Approximately two-thirds of all students use loans to pay for their higher education, according to the Center for Economic and Policy Research. The average debt is $15,500 for public schools and $24,600 for private - many students rack up even more on their credit cards.
Call it a reverse dowry: college debt diverts careers and delays or impedes graduates' plans to get married, buy a home or even to start a family. The effects can last years.
A 22-year old student graduating this year who consolidates their $40,000 loan at 6.125 percent will need to pay $243 a month...until they're 52. By that time, they will have paid $47,494 in interest alone.

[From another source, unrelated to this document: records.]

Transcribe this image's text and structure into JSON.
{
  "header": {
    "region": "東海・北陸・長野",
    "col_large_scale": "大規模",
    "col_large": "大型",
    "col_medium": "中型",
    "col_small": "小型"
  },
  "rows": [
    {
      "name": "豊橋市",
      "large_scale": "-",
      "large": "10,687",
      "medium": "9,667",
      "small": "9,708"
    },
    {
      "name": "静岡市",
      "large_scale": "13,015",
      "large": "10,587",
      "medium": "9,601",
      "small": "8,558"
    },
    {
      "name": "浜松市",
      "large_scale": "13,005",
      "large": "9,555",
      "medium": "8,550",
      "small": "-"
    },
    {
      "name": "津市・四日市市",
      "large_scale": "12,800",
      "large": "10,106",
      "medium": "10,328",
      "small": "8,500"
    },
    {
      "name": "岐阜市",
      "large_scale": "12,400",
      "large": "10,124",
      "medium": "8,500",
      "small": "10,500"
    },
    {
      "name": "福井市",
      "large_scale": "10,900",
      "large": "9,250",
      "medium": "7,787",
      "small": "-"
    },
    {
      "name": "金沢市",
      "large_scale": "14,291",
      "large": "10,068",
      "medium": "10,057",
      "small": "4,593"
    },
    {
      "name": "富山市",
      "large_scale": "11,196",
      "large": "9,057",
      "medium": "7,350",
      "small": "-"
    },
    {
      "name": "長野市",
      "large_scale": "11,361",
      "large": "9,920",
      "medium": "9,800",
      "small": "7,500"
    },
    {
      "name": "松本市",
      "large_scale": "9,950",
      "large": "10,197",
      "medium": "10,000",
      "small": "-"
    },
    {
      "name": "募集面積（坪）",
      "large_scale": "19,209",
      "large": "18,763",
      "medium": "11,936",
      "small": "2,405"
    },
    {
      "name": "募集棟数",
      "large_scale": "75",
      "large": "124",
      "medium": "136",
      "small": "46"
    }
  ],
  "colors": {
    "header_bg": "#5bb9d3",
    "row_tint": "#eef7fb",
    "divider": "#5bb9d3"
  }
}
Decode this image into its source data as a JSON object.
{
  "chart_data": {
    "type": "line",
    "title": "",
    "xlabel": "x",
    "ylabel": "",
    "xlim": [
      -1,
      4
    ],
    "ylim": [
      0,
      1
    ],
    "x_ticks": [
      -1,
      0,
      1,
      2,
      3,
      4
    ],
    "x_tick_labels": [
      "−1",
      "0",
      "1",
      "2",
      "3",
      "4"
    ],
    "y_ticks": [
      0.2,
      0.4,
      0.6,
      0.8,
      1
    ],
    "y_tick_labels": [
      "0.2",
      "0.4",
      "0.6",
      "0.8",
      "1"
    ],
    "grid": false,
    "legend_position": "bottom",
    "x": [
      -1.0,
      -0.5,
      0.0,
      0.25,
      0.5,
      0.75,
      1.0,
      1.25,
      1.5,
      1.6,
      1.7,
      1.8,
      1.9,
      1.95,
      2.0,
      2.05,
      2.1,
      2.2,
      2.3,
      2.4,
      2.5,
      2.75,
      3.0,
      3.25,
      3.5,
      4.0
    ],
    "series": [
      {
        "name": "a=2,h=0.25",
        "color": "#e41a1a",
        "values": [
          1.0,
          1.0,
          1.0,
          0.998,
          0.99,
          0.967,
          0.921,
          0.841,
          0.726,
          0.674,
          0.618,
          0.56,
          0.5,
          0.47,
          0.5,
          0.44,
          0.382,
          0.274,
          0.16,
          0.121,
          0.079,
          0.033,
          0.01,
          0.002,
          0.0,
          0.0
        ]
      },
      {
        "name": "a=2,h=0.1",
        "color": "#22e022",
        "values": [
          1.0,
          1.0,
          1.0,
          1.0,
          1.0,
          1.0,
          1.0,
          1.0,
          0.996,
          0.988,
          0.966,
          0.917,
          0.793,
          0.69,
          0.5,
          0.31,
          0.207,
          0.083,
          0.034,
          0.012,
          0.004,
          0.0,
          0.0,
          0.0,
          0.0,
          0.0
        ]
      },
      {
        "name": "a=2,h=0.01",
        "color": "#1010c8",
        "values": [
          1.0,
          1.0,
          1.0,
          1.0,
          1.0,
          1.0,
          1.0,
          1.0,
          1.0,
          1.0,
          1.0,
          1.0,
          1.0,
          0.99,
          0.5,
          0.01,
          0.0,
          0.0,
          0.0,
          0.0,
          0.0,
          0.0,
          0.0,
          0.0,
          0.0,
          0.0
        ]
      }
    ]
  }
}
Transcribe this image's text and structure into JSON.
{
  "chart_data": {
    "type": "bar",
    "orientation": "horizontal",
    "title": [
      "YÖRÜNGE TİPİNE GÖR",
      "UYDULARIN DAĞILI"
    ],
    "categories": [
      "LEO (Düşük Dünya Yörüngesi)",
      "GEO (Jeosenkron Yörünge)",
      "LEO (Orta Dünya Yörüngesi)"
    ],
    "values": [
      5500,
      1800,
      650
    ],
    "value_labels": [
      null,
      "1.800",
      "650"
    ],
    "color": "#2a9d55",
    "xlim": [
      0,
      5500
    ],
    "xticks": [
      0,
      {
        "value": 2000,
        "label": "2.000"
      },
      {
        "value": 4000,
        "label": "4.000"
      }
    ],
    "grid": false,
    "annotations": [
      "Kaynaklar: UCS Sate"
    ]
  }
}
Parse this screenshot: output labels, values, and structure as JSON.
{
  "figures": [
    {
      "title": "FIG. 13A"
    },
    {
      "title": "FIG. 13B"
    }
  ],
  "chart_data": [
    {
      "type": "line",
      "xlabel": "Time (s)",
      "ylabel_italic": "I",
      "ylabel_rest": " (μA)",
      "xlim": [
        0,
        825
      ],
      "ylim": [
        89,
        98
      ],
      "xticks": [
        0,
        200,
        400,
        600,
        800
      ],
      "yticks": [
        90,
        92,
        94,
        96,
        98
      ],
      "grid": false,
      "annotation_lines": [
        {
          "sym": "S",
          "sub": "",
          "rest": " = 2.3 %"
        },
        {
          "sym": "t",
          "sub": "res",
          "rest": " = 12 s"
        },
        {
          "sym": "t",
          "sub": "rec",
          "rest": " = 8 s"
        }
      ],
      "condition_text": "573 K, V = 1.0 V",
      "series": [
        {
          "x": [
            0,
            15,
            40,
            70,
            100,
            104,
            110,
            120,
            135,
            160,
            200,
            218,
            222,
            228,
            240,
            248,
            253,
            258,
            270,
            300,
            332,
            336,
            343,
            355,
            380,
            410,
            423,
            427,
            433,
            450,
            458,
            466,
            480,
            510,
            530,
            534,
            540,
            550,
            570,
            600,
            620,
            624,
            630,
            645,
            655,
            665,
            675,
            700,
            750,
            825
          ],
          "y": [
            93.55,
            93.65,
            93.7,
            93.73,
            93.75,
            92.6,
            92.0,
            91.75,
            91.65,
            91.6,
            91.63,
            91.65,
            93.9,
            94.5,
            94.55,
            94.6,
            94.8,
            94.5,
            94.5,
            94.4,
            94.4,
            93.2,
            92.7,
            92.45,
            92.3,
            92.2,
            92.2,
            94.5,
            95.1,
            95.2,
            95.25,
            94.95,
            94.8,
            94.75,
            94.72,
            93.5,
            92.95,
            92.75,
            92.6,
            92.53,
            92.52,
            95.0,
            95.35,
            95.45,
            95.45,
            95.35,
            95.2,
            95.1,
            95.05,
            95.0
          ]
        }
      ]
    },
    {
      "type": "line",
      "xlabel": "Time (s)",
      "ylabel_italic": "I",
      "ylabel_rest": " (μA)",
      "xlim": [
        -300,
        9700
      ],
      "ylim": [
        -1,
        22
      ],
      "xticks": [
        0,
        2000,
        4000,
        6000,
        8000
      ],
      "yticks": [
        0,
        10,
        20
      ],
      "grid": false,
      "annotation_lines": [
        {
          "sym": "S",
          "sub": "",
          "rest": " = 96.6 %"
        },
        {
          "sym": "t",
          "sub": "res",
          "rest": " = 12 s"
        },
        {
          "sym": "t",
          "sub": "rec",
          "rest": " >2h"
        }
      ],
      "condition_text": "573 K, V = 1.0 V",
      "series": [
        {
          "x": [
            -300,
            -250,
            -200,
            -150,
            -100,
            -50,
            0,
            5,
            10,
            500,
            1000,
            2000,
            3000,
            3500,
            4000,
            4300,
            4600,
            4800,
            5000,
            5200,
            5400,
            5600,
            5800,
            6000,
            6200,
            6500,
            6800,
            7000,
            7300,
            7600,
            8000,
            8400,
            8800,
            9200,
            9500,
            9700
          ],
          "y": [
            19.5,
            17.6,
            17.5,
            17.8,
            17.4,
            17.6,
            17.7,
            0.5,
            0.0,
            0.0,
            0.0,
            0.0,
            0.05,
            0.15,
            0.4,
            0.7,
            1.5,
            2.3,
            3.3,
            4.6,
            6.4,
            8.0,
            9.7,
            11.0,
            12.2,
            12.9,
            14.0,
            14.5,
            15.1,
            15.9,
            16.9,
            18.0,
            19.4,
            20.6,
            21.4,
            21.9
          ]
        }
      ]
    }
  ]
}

A degree is essential to today's job market. This expansion's dominant areas of job creation (about 80%) are professional, medical educational and financial. Or, to put it another way, today's college degree (or higher) is yesterday's high school diploma. But because of the US's backwards methodology of financing college education, students now graduate with enough debt to hinder their socio-economic upward mobility.
For the last 15 years state legislators continually cut back of higher education funding. Between 1988 and 1998, the average annual state-sponsored school tuition increase was 4.1%. Over the same period, state appropriations -- which comprise 33.4% of total state school revenues -- decreased 1% annually. As a result, tuition as a percentage of total state school revenue increased from 22.7% to 31.1% from 1988 - 1998. In other words, the cost of state education is falling more and more on students as opposed to the state governments.
Since 1998, college tuition costs have continued escalating out of control, making college a less affordable proposition for students. The year-over-year percent increases for 2001-2005 were 7.1%, 9.7%, 13.9% and 10.6%, respectively. Over this same time, state appropriation increased at a 4.6% between 2001-2002, decreased 1%, and 2.3% between 2003-2003 and 2003-2004 and increased 3.8% between 2004-2005. Finally, average inflation adjusted wages according to the Bureau of Labor Statistics grew .42%, 1.52%, -.59% and-.31% respectively for 2001-2004. In other words, the trend established in the late 1980s and early 1990s of decreasing state funding and increasing tuition to pay for state schools has continued. States have increasingly passed the cost of higher education onto student's backs.
In addition, consider this:
While the average cost of college tuition rose by 110% between 1981 and 2001, median family income rose by only 27% during that period. (The College Board, Trends in College Pricing, 2001).
The cost of the "ticket to a better life" has outstripped income growth by a wide margin. As a result, the better life is slowly moving out of reach of a large portion of the population.
The cumulative effect of such student debt on graduates is unclear, although few would argue that its impact will be positive for the graduates, the economy or society.
"We've never done this to a generation of young people before," said Dr. Heather Boushey, Senior Economist at the progressive Center for Economic and Policy Research. "We've never put a generation in their 20s in debt they can't get out of before they started their work life."
"The normal approach in any healthy society is to help young married couples get started in life through marital gifts, dowries, and the like," Allan Carlson of the socially-conservative Howard Center for Family, Religion, and Society said.
"We now burden many young adults with student debt, sometimes massive in nature; the price being paid includes marriages delayed or foregone and fewer children. This is foolish public policy."
There is a book out called Generation Debt. I have not read it, but I can pretty much tell you what that book says given the above statistics: college graduates are now indentured servants to their respective college financing.